Psicol. hosp. (São Paulo) v.5 n.1 São Paulo  2007

 

ARTIGOS ORIGINAIS

 

Amor des-medido: a sexualidade feminina, entre o desejo e o gozo

 

Love des-measured: a sexuality but the desire and gozo

 

 

Eliane A. Costa Dias

 

 


RESUMO

Após mais de duas décadas de enfrentamento da epidemia, a AIDS continua sendo um problema grave de saúde pública. O artigo faz uma reflexão acerca da sexualidade, o amor, o desejo e o gozo a partir da afirmação de Lacan: “Não existe relação sexual, para o ser falante”. Reflete ainda, o que quer uma mulher e os destinos do feminino na contemporaneidade. Para finalizar, discute a questão do papel do profissional de saúde frente a vulnerabilidade feminina.

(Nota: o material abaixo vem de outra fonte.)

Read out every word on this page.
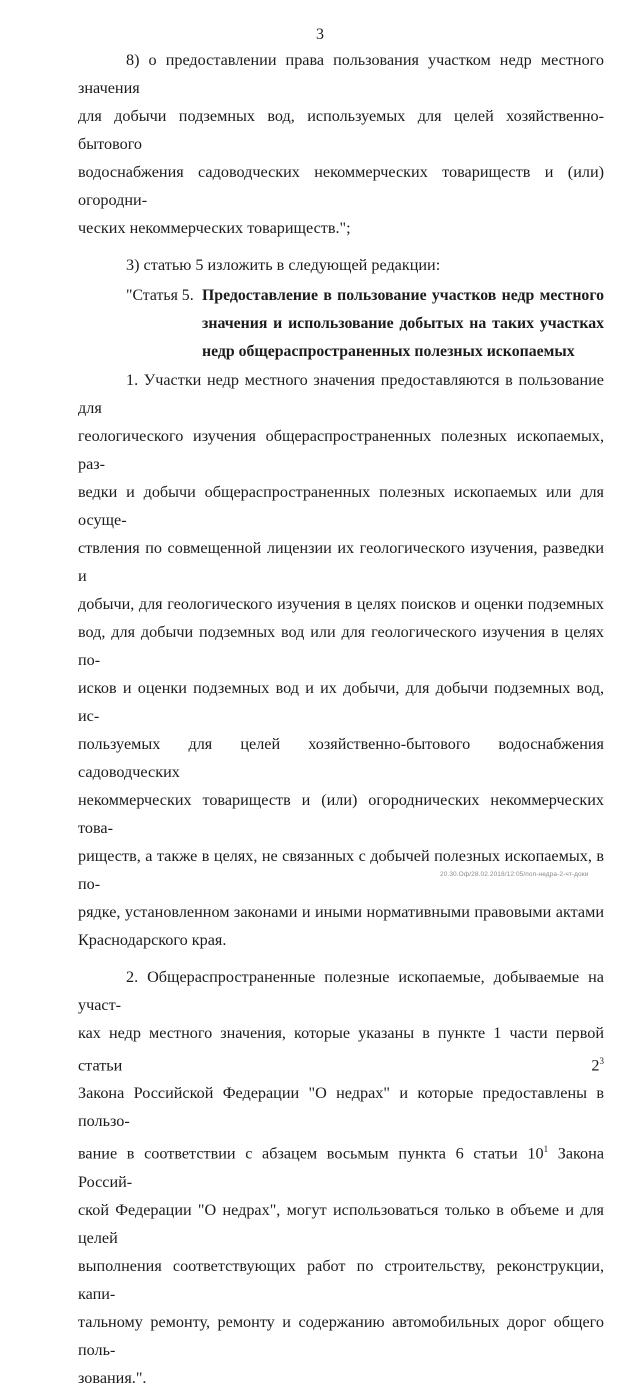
3

8) о предоставлении права пользования участком недр местного значения

для добычи подземных вод, используемых для целей хозяйственно-бытового

водоснабжения садоводческих некоммерческих товариществ и (или) огородни-

ческих некоммерческих товариществ.";

3) статью 5 изложить в следующей редакции:

"Статья 5. Предоставление в пользование участков недр местного
значения и использование добытых на таких участках
недр общераспространенных полезных ископаемых

1. Участки недр местного значения предоставляются в пользование для

геологического изучения общераспространенных полезных ископаемых, раз-

ведки и добычи общераспространенных полезных ископаемых или для осуще-

ствления по совмещенной лицензии их геологического изучения, разведки и

добычи, для геологического изучения в целях поисков и оценки подземных

вод, для добычи подземных вод или для геологического изучения в целях по-

исков и оценки подземных вод и их добычи, для добычи подземных вод, ис-

пользуемых для целей хозяйственно-бытового водоснабжения садоводческих

некоммерческих товариществ и (или) огороднических некоммерческих това-

риществ, а также в целях, не связанных с добычей полезных ископаемых, в по-

рядке, установленном законами и иными нормативными правовыми актами

Краснодарского края.

2. Общераспространенные полезные ископаемые, добываемые на участ-

ках недр местного значения, которые указаны в пункте 1 части первой статьи $2^3$

Закона Российской Федерации "О недрах" и которые предоставлены в пользо-

вание в соответствии с абзацем восьмым пункта 6 статьи $10^1$ Закона Россий-

ской Федерации "О недрах", могут использоваться только в объеме и для целей

выполнения соответствующих работ по строительству, реконструкции, капи-

тальному ремонту, ремонту и содержанию автомобильных дорог общего поль-

зования.".

20.30.Oф/28.02.2018/12:05/поп-недра-2-чт-доки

Palavras-chave: AIDS, Sexualidade, Mulher, Contemporaneidade.


ABSTRACT

After more than two decades confronting the epidemic, AIDS continues being a grave public health problem.The article reflects on sexuality, love, desire and climax from the perspective of Lacan’s statement “There is no such thing as a sexual relationship for the oral being.”Furthermore, the article reflects on what women’s needs are as well as contemporary-feminine destinies. Finally, it discusses the role of the health professional vis-a-vis feminine vulnerability.

Keywords: AIDS, Sexuality, Women, Contemporary.


 

 

INTRODUÇÃO

1. AIDS E AS MULHERES

Após mais de duas décadas de enfrentamento da epidemia, a aids continua sendo um grave problema de saúde pública, em expansão, particularmente em alguns subgrupos populacionais, entre os quais  destaca-se a população de mulheres.

No Brasil, a chamada feminização da epidemia é evidenciada pela variação na proporção entre o número de casos masculinos e femininos que em 1985 era de 25/1 e em 2002 chega a  1,8/1. A transmissão sexual segue sendo a principal via de contágio entre as mulheres maiores de 13 anos (54% do total de casos notificados), seguida pelo uso de drogas injetáveis (15%). Vale destacar que aproximadamente 70% dos casos femininos encontram-se na faixa etária de 20 a 40 anos, ápice da vida produtiva e reprodutiva (CN DST/AIDS, 2002).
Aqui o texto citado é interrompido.